Se poi vedo che in effetti i piccoli negozi di specialità ci sono ancora e che le stesse grandi catene ci tengano a produrre in modo responsabile ed ecologico, mi viene il dubbio che non si tratti solo di una speculazione accademica ma di un punto di vista, indotto o meno, a cui i consumatori sono sensibili. Tanto tutto è pubblicità e un punto di vista originale e genuino è difficile formarselo, però se devo scegliere tra iperconsumo di latticini incoraggiato da denaro pubblico per giustificare le quote di un’industria alimentare ‘di plastica’, quando tutte le ricerche alimentari e il buon senso ti dicono che tutto quel latte a un adulto forse non è poi necessario, e un produttore che crede nella pesca sostenibile, preferisco il secondo.
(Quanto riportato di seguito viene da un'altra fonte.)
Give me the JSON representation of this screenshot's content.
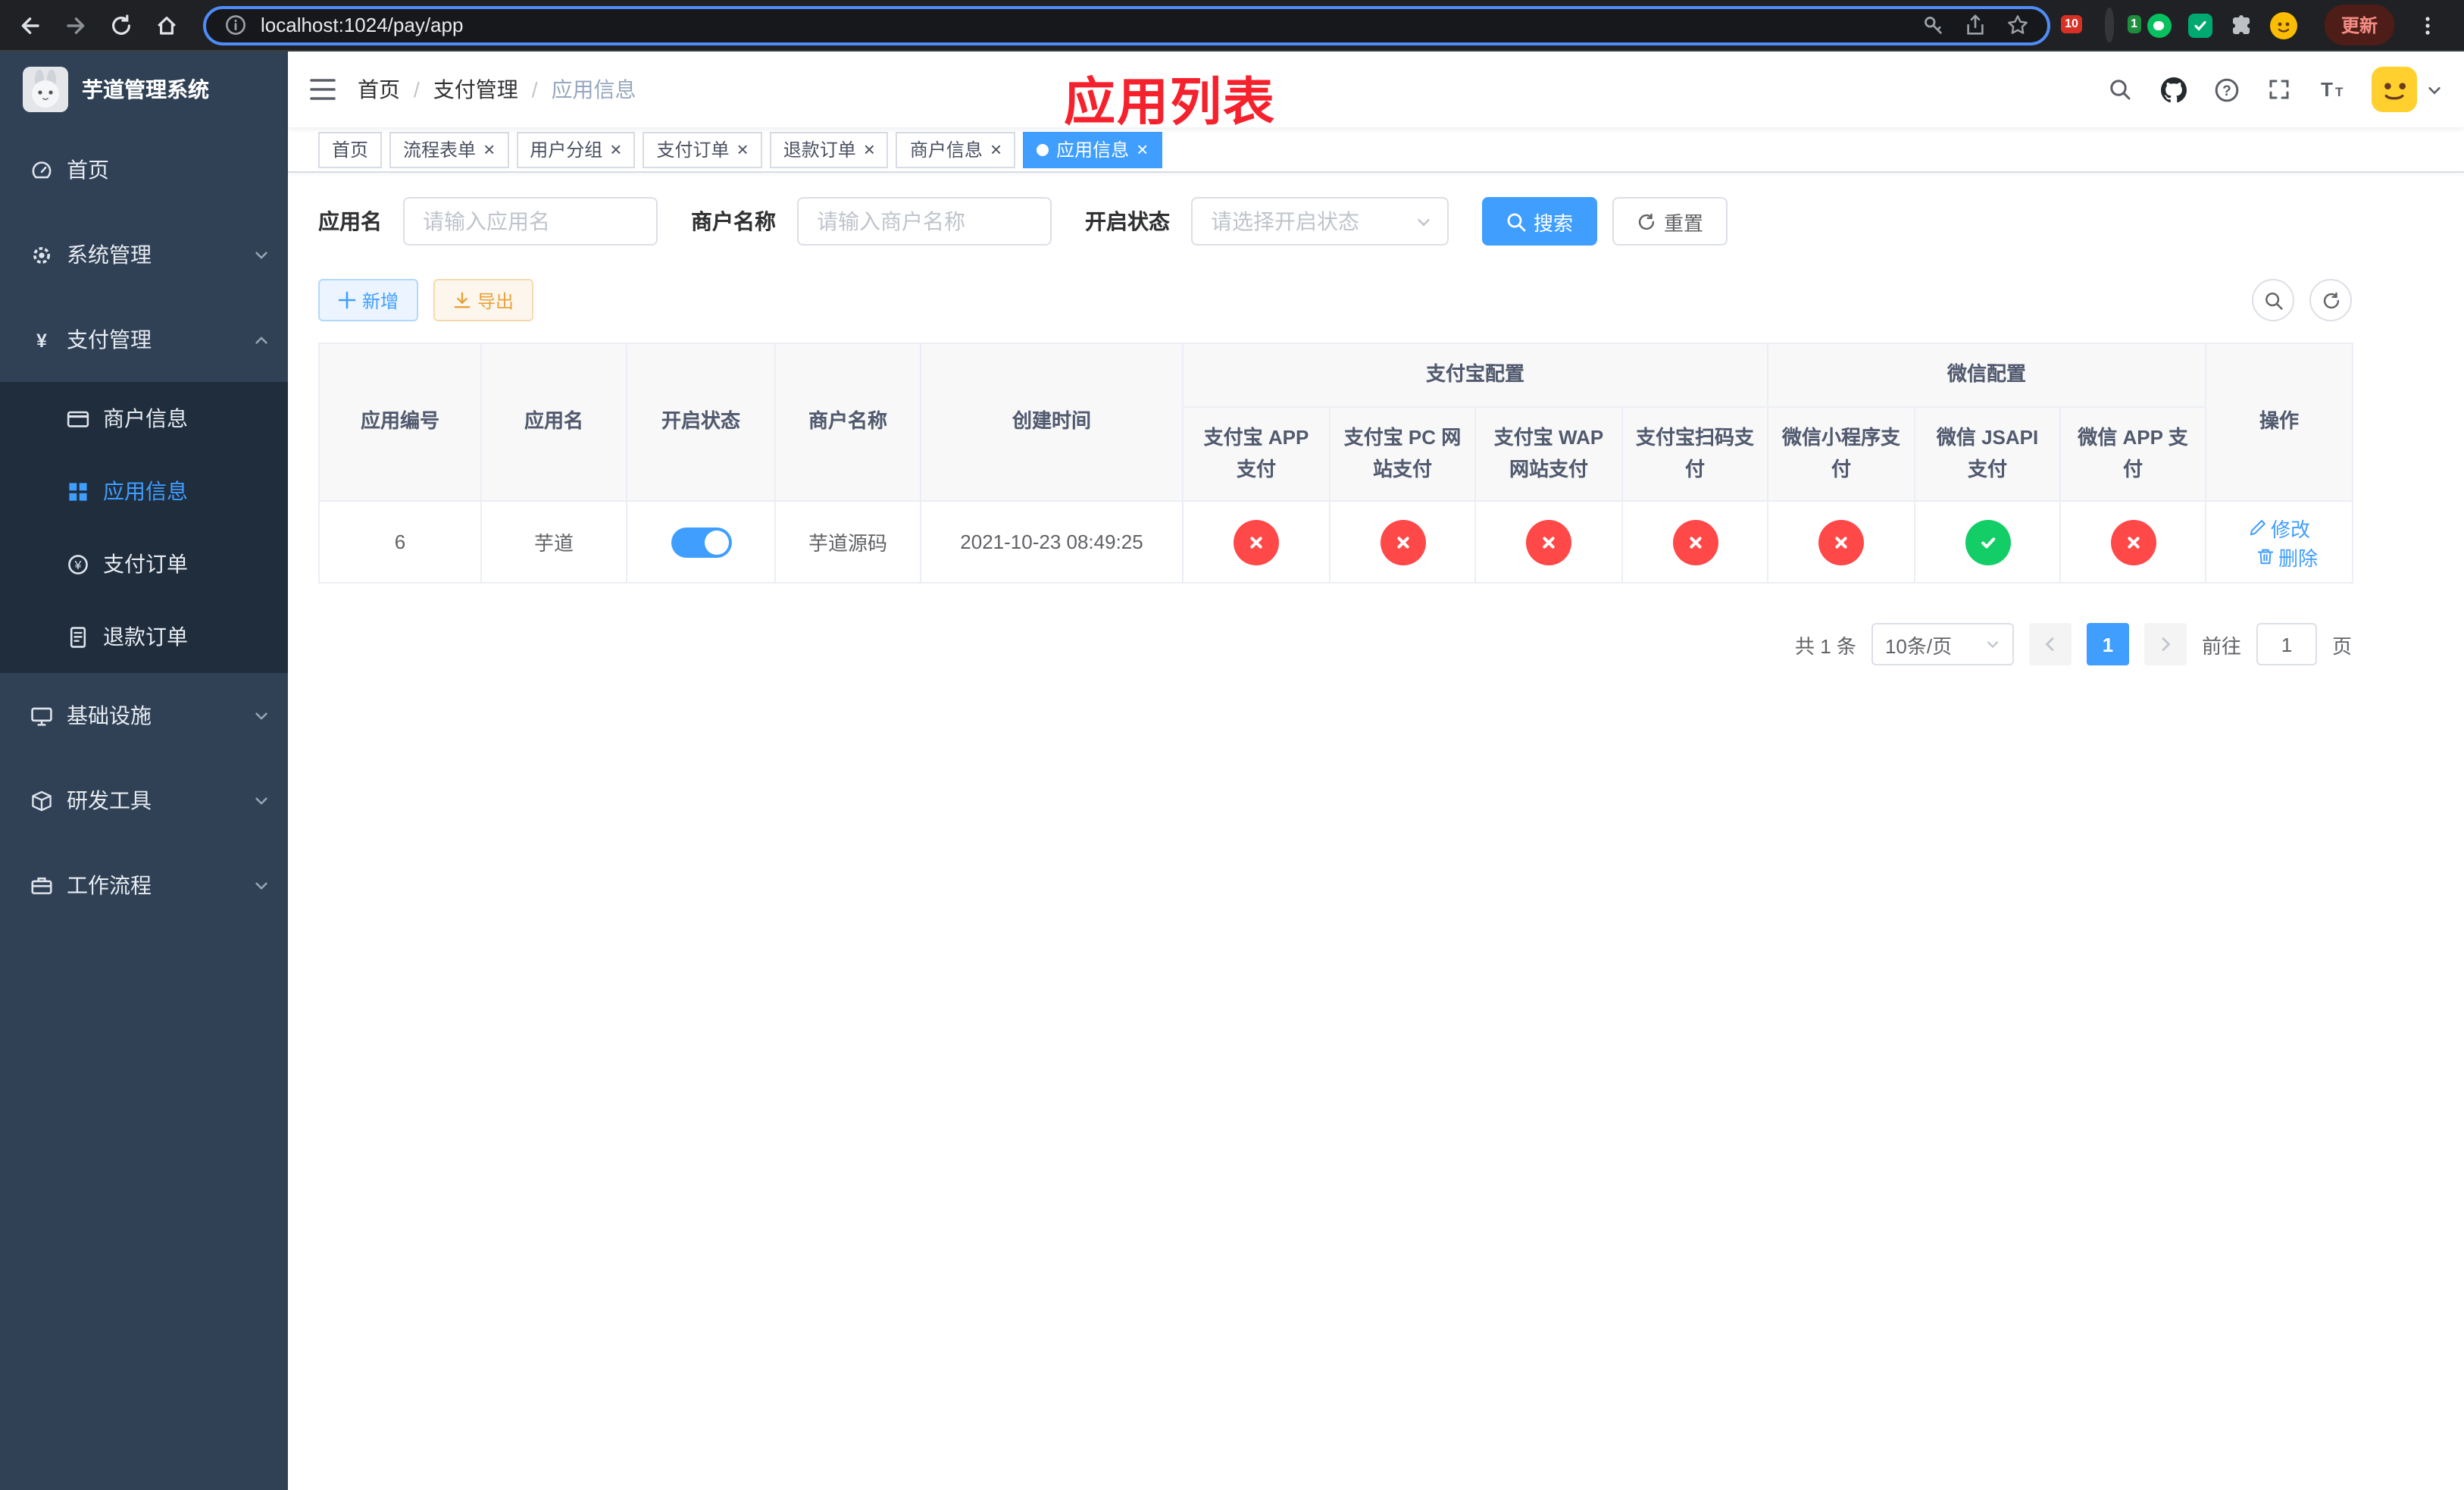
{
  "colors": {
    "primary": "#409EFF",
    "status_enabled": "#13ce66",
    "status_disabled": "#ff4949",
    "annotation_red": "#f5222d",
    "sidebar_bg": "#304156",
    "sidebar_submenu_bg": "#1f2d3d"
  },
  "browser": {
    "url": "localhost:1024/pay/app",
    "update_button": "更新",
    "extension_badge_a": "10",
    "extension_badge_b": "1"
  },
  "sidebar": {
    "title": "芋道管理系统",
    "items": [
      {
        "label": "首页",
        "icon": "dashboard-icon"
      },
      {
        "label": "系统管理",
        "icon": "gear-icon",
        "chevron": "down"
      },
      {
        "label": "支付管理",
        "icon": "yen-icon",
        "chevron": "up",
        "children": [
          {
            "label": "商户信息",
            "icon": "credit-card-icon"
          },
          {
            "label": "应用信息",
            "icon": "grid-icon",
            "active": true
          },
          {
            "label": "支付订单",
            "icon": "coin-icon"
          },
          {
            "label": "退款订单",
            "icon": "document-icon"
          }
        ]
      },
      {
        "label": "基础设施",
        "icon": "monitor-icon",
        "chevron": "down"
      },
      {
        "label": "研发工具",
        "icon": "box-icon",
        "chevron": "down"
      },
      {
        "label": "工作流程",
        "icon": "workflow-icon",
        "chevron": "down"
      }
    ]
  },
  "navbar": {
    "breadcrumb": [
      "首页",
      "支付管理",
      "应用信息"
    ],
    "annotation_title": "应用列表"
  },
  "tabs": [
    {
      "label": "首页",
      "closable": false,
      "active": false
    },
    {
      "label": "流程表单",
      "closable": true,
      "active": false
    },
    {
      "label": "用户分组",
      "closable": true,
      "active": false
    },
    {
      "label": "支付订单",
      "closable": true,
      "active": false
    },
    {
      "label": "退款订单",
      "closable": true,
      "active": false
    },
    {
      "label": "商户信息",
      "closable": true,
      "active": false
    },
    {
      "label": "应用信息",
      "closable": true,
      "active": true
    }
  ],
  "filter": {
    "app_name": {
      "label": "应用名",
      "placeholder": "请输入应用名",
      "value": ""
    },
    "merchant_name": {
      "label": "商户名称",
      "placeholder": "请输入商户名称",
      "value": ""
    },
    "status": {
      "label": "开启状态",
      "placeholder": "请选择开启状态",
      "value": ""
    },
    "search_button": "搜索",
    "reset_button": "重置"
  },
  "toolbar": {
    "add_button": "新增",
    "export_button": "导出"
  },
  "table": {
    "headers": {
      "app_id": "应用编号",
      "app_name": "应用名",
      "status": "开启状态",
      "merchant_name": "商户名称",
      "created_at": "创建时间",
      "alipay_group": "支付宝配置",
      "wechat_group": "微信配置",
      "alipay_cols": [
        "支付宝 APP 支付",
        "支付宝 PC 网站支付",
        "支付宝 WAP 网站支付",
        "支付宝扫码支付"
      ],
      "wechat_cols": [
        "微信小程序支付",
        "微信 JSAPI 支付",
        "微信 APP 支付"
      ],
      "actions": "操作"
    },
    "row": {
      "app_id": "6",
      "app_name": "芋道",
      "status_on": true,
      "merchant_name": "芋道源码",
      "created_at": "2021-10-23 08:49:25",
      "config_status": [
        "disabled",
        "disabled",
        "disabled",
        "disabled",
        "disabled",
        "enabled",
        "disabled"
      ],
      "edit_link": "修改",
      "delete_link": "删除"
    }
  },
  "pagination": {
    "total_text": "共 1 条",
    "page_size": "10条/页",
    "current_page": "1",
    "jump_prefix": "前往",
    "jump_value": "1",
    "jump_suffix": "页"
  }
}
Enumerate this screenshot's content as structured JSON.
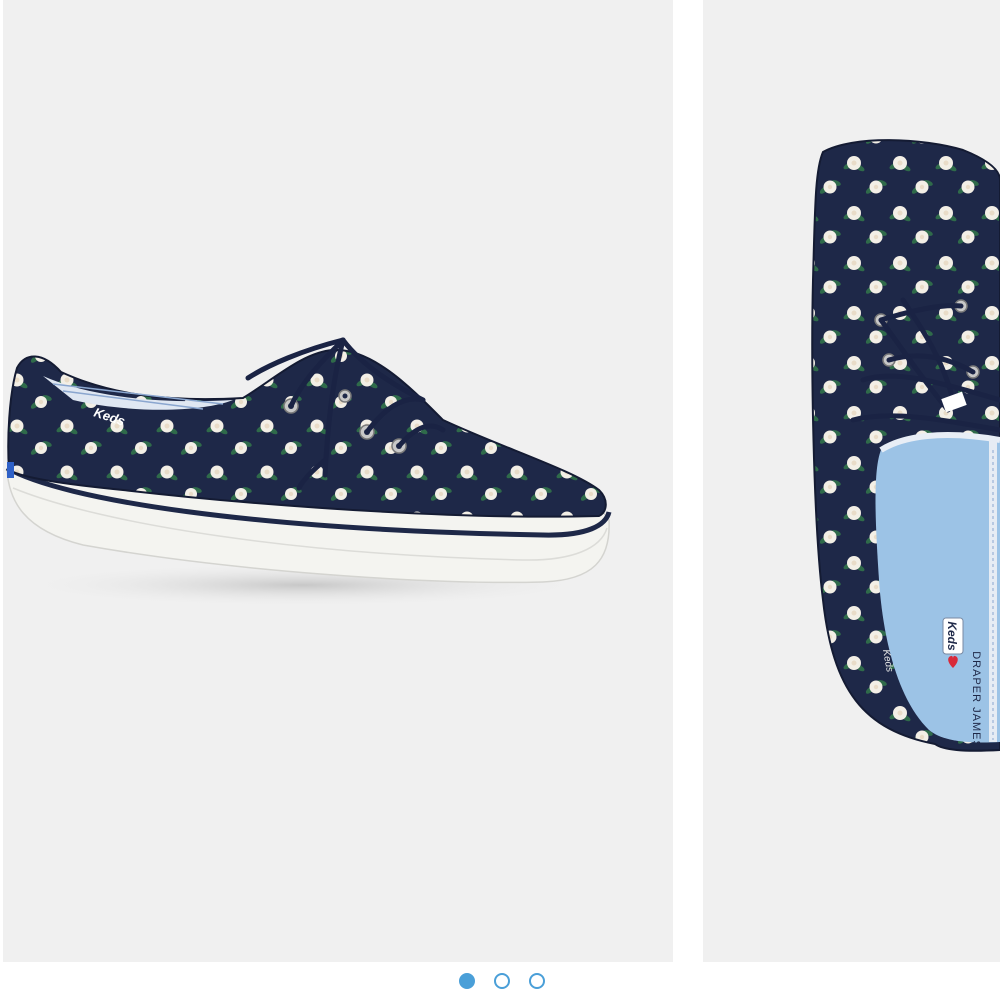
{
  "carousel": {
    "slides": [
      {
        "subject": "side-view-sneaker",
        "tongue_label": "Keds"
      },
      {
        "subject": "top-view-sneaker",
        "insole_logo": "Keds",
        "insole_collab": "DRAPER JAMES",
        "insole_script": "Keds"
      }
    ],
    "dots": [
      {
        "active": true
      },
      {
        "active": false
      },
      {
        "active": false
      }
    ],
    "active_index": 0
  },
  "colors": {
    "background": "#f0f0f0",
    "canvas_navy": "#1e2848",
    "flower_white": "#f3efe6",
    "leaf_green": "#2f6b4a",
    "sole_white": "#f4f4f0",
    "insole_blue": "#9cc3e6",
    "dot_accent": "#4a9fd8",
    "heart_red": "#d82a3a"
  }
}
Che però, dove vivo, non si trova.

Oltre al cibo, vestiti. Le due cose sono molto collegate, perché il bello dell’UK è che grazie alle culone precoci che hanno, quasi tutte le catene di vestiti hanno taglie grandi, anche quelle per ragazzine. Sulla sanità sociale di questo fenomeno mi astengo da commenti, egoisticamente sono felice per me, esattamente come altri sono felici di spendere poco per il cibo che mangiano.

Insomma, cosa volete di più da una mammamsterdam? Quando ho parlato di bambini, cibo e vestiti sono contenta e non mi serve altro dalla vita. altro che i discorsi di politiche alimentari. Meglio che vada a sgranocchiarmi un cracker al formaggio, va.